Ces expressions esthétiques sont sous-tendues par une logique qui n'est autre que celle de la symbolicité, dans laquelle A est aussi non-A. Celle-ci, en Occident, a été radicalement forclose du domaine de la raison, sous la forme du principe du tiers exclu : soit A soit non-A, to be or not to be, mais pas l'un et l'autre à la fois. En Asie au contraire, comme l'a mis en lumière Yamanouchi Tokuryû 山内得立 dans Logos et lemme (Rogosu to renmaロゴスとレンマ, Tokyo, Iwanami, 1974), le bouddhisme en a fait un principe logique, celui du tiers inclus, que l'Inde a élaboré sous la forme du tétralemme (en sanscrit catuskoti) : 1. affirmation (A) ; 2. négation (non-A) ; 3. ni affirmation ni négation (ni A ni non-A) ; 4. à la fois affirmation et négation (à la fois A et non-A).
Ce qu'incarne le symbole en général, c'est le 3e et le 4e lemme. Dans la spatialité japonaise en particulier, c'est ce qu'incarnent les deux exemples susdits : l'engo tachi veut dire à la fois "partir" et "s'élever", tandis que sur l'en(gawa), l'on n'est ni dedans ni dehors, mais aussi, à la fois, dedans et dehors.

Fûdo 風土

Une rizière à Hokkaïdo (cc )
Ce mot est brièvement défini par le Kôjien (éd. 1969) comme "état du terrain (tochi no jôtai 土地の状態), à savoir le climat, les sols etc.". Le Shin seiki bijuaru dai jiten新世紀ビジュアル大辞典 de Gakken (éd. 1998) est plus explicite : "1. État global (hôkatsu shita jôtai 包括した状態) des conditions naturelles et historiques propres à une certaine région. Cultural climate. 2. Accumulation des expériences primitives influençant la formation mentale d'un individu".
La définition du Gakken traduit visiblement le sens particulier qu'à donné à ce mot de fûdo l'essai fameux de Watsuji Tetsurô 和辻哲郎 (1889-1960), Fûdo 風土 (1935), tandis que celle du Kôjien rend un sens plus courant, grosso modo celui de "conditions naturelles propres à une certaine région".
Le terme original chinois fēngtŭ 風土 est défini par le Grand Ricci de la façon suivante : "1. Coutumes du pays. 2. Climat d'une région". Cette ambivalence, référant à la fois à la nature et à la société, est inhérente au premier des deux sinogrammes de fēngtŭ, , dont le sens principal est "vent", mais d'où sont nées métaphoriquement de nombreuses acceptions sans rapport direct avec la météorologie : enseignement, guidance, usage, commandement, disposition, tempérament... Le second sinogramme, , veut dire la terre. Littéralement, donc, fēngtŭ veut dire "vent-terre" ; mais comme en chinois (et en japonais), au contraire du français, le déterminant précède le déterminé, il faudrait entendre plutôt "la terre selon le vent", "le vent" prenant ici son sens culturel (usage, tempérament...) et signifiant par là la manière dont "la terre", autrement dit la nature locale, est interprétée par une certaine société.

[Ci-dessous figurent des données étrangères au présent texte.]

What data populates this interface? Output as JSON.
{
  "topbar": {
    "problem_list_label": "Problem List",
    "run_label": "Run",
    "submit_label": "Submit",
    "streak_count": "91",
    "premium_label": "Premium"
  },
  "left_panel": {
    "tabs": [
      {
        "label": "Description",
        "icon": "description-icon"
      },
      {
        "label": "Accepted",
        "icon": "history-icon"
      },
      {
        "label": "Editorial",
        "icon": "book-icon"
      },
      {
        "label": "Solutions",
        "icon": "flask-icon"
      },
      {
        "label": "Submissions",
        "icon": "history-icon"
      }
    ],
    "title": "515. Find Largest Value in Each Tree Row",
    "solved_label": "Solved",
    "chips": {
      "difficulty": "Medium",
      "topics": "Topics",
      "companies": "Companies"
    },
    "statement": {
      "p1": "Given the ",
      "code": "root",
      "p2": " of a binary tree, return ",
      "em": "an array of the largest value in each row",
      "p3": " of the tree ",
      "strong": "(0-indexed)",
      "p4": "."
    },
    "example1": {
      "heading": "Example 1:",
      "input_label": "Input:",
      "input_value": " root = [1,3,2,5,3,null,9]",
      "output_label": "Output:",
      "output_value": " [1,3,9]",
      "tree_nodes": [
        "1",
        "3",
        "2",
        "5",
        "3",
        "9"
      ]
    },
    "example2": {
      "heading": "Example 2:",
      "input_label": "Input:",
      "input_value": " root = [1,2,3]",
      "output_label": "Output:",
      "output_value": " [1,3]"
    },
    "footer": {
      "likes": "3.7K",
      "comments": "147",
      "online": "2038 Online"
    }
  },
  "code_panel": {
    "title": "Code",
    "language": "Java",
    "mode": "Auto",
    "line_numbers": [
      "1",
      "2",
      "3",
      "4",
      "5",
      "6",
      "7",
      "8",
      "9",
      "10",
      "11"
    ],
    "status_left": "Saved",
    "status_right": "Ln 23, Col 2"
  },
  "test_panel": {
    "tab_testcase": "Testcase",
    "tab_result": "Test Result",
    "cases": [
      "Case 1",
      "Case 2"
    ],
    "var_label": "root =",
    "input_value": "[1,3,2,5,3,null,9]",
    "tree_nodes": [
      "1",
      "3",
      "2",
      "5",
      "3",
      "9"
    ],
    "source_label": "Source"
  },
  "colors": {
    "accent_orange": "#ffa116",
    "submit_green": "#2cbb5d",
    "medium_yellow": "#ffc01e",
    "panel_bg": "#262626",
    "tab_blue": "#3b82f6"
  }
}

C'est effectivement dans ce sens-là que Watsuji a fait usage du terme fûdo. Il en a tiré le concept de fûdosei 風土性, qu'il pose d'entrée de jeu (dès la première ligne) comme l'objet de son essai et qu'il définit comme "le moment structurel de l'existence humaine", ningen sonzai no kôzô keiki 人間存在の構造景気. Il pose immédiatement ensuite une distinction capitale entre fûdo, le milieu humain, et shizen kankyô 自然環境, l'environnement naturel ; et dans les pages suivantes, il met en avant l'étude des milieux comme une nouvelle branche de savoir, la mésologie fûdogaku 風土学. Il entend cette mésologie comme une phénoménologie herméneutique du rapport des sociétés humaines à leur environnement.
(cc) Antoine Lendrevie
Bien que Watsuji n'en ait pas eu connaissance, en Allemagne, à peu près au même moment, le naturaliste Jakob von Uexküll (l'un des pères de l'éthologie) établissait dans l'étude des animaux une distinction fondamentale entre le donné environnemental objectif, Umgebung, et le monde ambiant propre à telle ou telle espèce, Umwelt. Au niveau ontologique de l'humain, la distinction watsujienne entre environnement et milieu est homologue à la distinction uexküllienne entre Umgebung et Umwelt au niveau ontologique de l'animal (ou du vivant en général). Le lien de l'une à l'autre s'est vraisemblablement établi à travers Heidegger, qui fut influencé par Uexküll, et que Watsuji avait lu.
Le concept central de la mésologie watsujienne, fûdosei, peut se traduire de deux façons, soit que l'on s'attache à la définition que Watsuji en a donnée lui-même, soit que l'on s'attache au sens plus ordinaire qu'a fûdo en japonais ainsi qu'à la lecture que l'on a faite ordinairement de l'essai de Watsuji au Japon. La première piste, suivie par Augustin Berque, a donné médiance, mot dérivé du latin medietas, qui veut dire "moitié". En effet, il y a dans l'humain, selon Watsuji, deux "moitiés" : le côté individuel, qu'il rend par hito , et le côté relationnel, qu'il rend par aida* ; les deux faisant en semble l'humain, ningen 人間. Le couplage dynamique de ces deux moitiés, c'est la médiance. La seconde piste mènerait à traduire fûdosei par contréité, c'est-à-dire la singularité propre à une certaine contrée. Ce second sens en appelle davantage au sentiment que les Japonais ont de leur singularité. C'est dans ce sens-là, c'est-à-dire en tant que nippologie, que Fûdo a été reçu et qu'il est devenu l'un des grands livres, maintes fois réédité, de la pensée japonaise au XXe siècle. L'inconvénient de cette seconde interprétation est qu'elle mène facilement au déterminisme environnemental, que Watsuji écarte dès l'abord en soulignant le rôle central de la subjectité (shutaisei 主体性) humaine dans la médiance, mais où nombre de ses lecteurs sont tombés.
Il est incontestable au demeurant que les deux sens sont liés : dans fûdosei, il y a à la fois structure existentielle (i.e. médiance) et singularité locale (i.e. contréité). L'idée sous-jacente est que le milieu (fûdo), c'est-à-dire le rapport d'une société humaine à l'environnement, s'établit dans la contingence de l'histoire, et qu'il est donc toujours singulier. Le milieu incarne l'histoire, et l'histoire donne sens au milieu.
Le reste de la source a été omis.